(a) This chapter applies only to a health benefit plan that provides benefits for medical or surgical expenses incurred as a result of a health condition, accident, or sickness, including an individual, group, blanket, or franchise insurance policy or insurance agreement, a group hospital service contract, or an individual or group evidence of coverage or similar coverage document that is offered by:
- (1) an insurance company;
- (2) a group hospital service corporation operating under Chapter 842;
- (3) a health maintenance organization operating under Chapter 843;
- (4) an approved nonprofit health corporation that holds a certificate of authority under Chapter 844;
- (5) a multiple employer welfare arrangement that holds a certificate of authority under Chapter 846;
- (6) a stipulated premium company operating under Chapter 884;
- (7) a fraternal benefit society operating under Chapter 885;
- (8) a Lloyd's plan operating under Chapter 941; or
- (9) an exchange operating under Chapter 942.

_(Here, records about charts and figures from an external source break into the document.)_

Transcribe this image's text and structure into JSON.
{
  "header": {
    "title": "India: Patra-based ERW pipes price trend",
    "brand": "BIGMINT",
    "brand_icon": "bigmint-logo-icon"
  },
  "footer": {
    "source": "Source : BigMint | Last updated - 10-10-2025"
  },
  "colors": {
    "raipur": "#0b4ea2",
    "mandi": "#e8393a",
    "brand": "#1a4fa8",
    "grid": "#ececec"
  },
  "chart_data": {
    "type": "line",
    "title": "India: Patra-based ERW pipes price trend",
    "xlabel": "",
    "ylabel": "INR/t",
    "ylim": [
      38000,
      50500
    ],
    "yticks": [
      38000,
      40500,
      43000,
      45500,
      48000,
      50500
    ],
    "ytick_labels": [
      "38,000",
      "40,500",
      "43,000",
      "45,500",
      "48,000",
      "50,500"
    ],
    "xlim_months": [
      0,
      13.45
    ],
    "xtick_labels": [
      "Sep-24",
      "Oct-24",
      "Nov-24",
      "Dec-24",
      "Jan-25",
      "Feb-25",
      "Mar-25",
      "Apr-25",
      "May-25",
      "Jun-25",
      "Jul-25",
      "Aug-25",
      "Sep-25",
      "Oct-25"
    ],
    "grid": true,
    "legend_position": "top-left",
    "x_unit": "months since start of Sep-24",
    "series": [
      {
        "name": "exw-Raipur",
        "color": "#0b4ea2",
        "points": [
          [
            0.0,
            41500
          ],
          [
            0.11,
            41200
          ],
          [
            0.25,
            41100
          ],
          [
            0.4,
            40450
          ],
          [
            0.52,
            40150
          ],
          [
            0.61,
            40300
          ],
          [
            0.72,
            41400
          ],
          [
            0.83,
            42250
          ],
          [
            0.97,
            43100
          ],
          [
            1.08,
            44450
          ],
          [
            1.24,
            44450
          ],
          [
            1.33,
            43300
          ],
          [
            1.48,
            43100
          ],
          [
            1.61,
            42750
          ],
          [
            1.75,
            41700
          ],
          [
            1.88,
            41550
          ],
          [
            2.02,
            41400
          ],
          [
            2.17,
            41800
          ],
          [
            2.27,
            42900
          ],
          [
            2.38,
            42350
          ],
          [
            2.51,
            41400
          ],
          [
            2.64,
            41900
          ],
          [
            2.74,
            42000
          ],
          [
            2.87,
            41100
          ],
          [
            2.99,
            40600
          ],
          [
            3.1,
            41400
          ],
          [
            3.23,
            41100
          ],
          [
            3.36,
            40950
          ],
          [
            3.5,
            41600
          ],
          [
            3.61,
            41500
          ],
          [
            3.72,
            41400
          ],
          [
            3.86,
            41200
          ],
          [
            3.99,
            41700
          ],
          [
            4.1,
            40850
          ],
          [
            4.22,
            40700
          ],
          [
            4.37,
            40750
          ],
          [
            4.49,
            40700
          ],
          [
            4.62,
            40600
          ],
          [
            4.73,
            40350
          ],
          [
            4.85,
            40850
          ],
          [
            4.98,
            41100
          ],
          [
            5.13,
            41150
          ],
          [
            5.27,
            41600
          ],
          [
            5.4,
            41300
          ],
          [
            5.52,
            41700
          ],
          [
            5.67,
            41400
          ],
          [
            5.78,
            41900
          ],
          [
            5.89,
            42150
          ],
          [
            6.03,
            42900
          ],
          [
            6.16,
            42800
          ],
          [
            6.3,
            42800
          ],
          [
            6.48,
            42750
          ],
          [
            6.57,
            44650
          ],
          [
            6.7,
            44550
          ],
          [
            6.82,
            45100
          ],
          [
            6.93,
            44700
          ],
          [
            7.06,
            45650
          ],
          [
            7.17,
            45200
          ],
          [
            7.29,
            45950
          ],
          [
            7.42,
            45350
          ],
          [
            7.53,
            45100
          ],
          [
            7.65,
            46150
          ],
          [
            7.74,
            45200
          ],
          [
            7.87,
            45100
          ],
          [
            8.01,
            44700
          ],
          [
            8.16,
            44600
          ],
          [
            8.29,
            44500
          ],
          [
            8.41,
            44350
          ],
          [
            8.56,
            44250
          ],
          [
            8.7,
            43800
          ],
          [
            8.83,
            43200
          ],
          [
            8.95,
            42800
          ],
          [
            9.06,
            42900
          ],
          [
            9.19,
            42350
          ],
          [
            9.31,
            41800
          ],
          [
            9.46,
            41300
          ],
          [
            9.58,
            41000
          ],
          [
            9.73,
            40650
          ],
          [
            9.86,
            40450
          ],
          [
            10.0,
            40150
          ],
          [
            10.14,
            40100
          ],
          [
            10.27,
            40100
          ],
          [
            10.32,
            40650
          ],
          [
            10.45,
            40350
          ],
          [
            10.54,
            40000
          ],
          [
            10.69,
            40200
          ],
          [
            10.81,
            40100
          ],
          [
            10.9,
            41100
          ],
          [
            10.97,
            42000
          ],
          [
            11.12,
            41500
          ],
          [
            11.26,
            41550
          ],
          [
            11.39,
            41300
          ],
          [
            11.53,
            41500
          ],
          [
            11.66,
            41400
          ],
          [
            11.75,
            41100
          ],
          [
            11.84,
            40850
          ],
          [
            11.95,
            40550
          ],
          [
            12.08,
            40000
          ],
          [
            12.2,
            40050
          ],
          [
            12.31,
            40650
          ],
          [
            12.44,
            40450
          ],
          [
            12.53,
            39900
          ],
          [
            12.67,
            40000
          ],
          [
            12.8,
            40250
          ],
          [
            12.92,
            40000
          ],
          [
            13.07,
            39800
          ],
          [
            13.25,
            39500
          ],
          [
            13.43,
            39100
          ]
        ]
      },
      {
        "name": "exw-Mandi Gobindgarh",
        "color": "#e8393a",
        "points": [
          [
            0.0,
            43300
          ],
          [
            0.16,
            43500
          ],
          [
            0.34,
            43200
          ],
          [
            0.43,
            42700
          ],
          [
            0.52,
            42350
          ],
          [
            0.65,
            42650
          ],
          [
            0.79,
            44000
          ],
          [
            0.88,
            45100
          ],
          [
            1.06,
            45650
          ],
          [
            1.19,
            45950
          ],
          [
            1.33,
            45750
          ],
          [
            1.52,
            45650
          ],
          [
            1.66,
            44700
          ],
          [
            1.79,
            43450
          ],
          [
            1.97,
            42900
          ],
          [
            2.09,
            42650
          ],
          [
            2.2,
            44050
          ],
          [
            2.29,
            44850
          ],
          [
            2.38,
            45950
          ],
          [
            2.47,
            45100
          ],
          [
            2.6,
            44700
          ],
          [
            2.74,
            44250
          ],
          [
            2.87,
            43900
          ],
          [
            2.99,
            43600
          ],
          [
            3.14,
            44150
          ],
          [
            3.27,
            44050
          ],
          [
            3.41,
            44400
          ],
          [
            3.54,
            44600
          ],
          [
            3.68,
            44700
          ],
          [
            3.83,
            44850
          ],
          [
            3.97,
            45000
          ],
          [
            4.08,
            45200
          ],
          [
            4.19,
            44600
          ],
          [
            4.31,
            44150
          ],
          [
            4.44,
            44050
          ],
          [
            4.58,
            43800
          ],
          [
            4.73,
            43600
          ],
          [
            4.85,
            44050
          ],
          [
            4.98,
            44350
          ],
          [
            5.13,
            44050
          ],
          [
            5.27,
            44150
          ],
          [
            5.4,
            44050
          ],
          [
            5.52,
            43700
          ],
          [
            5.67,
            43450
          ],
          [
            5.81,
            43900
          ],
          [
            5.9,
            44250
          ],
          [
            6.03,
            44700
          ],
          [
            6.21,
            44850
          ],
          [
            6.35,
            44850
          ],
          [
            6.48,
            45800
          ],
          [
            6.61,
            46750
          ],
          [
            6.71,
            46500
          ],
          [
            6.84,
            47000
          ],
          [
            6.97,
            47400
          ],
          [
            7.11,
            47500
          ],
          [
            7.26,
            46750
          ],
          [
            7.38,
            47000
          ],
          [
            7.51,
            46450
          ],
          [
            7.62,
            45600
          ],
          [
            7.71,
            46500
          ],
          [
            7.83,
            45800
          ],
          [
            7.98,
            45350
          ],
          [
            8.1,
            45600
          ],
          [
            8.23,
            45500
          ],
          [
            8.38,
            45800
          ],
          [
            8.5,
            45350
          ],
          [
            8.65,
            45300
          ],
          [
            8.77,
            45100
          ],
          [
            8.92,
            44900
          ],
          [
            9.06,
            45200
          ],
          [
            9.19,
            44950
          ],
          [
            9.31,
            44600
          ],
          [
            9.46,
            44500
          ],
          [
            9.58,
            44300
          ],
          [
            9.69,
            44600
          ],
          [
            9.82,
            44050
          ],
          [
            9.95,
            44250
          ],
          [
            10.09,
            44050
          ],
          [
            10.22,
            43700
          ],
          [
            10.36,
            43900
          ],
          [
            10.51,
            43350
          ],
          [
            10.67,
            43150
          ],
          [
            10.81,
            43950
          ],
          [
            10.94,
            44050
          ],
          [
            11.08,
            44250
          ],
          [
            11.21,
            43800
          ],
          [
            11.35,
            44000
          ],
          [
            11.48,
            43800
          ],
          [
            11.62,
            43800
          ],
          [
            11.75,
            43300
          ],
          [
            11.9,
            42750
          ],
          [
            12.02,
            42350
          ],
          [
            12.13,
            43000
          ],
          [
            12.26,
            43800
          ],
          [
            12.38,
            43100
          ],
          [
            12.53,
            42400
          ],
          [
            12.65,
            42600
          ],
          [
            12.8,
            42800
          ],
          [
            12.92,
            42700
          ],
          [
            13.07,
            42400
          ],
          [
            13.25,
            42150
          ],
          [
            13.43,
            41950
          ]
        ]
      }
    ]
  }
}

(b) Notwithstanding any other law, this chapter applies to:
- (1) a small employer health benefit plan subject to Chapter 1501, including coverage provided through a health group cooperative under Subchapter B of that chapter;
- (2) a standard health benefit plan issued under Chapter 1507;
- (3) a basic coverage plan under Chapter 1551;
- (4) a basic plan under Chapter 1575;
- (5) a primary care coverage plan under Chapter 1579;
- (6) a plan providing basic coverage under Chapter 1601;
- (7) the state Medicaid program, including the Medicaid managed care program operated under Chapter 533, Government Code;
- (8) the child health plan program under Chapter 62, Health and Safety Code; and
- (9) a self-funded health benefit plan sponsored by a professional employer organization under Chapter 91, Labor Code.
Added by Acts 2023, 88th Leg., R.S., Ch. 279 (S.B. 989), Sec. 1, eff. September 1, 2023.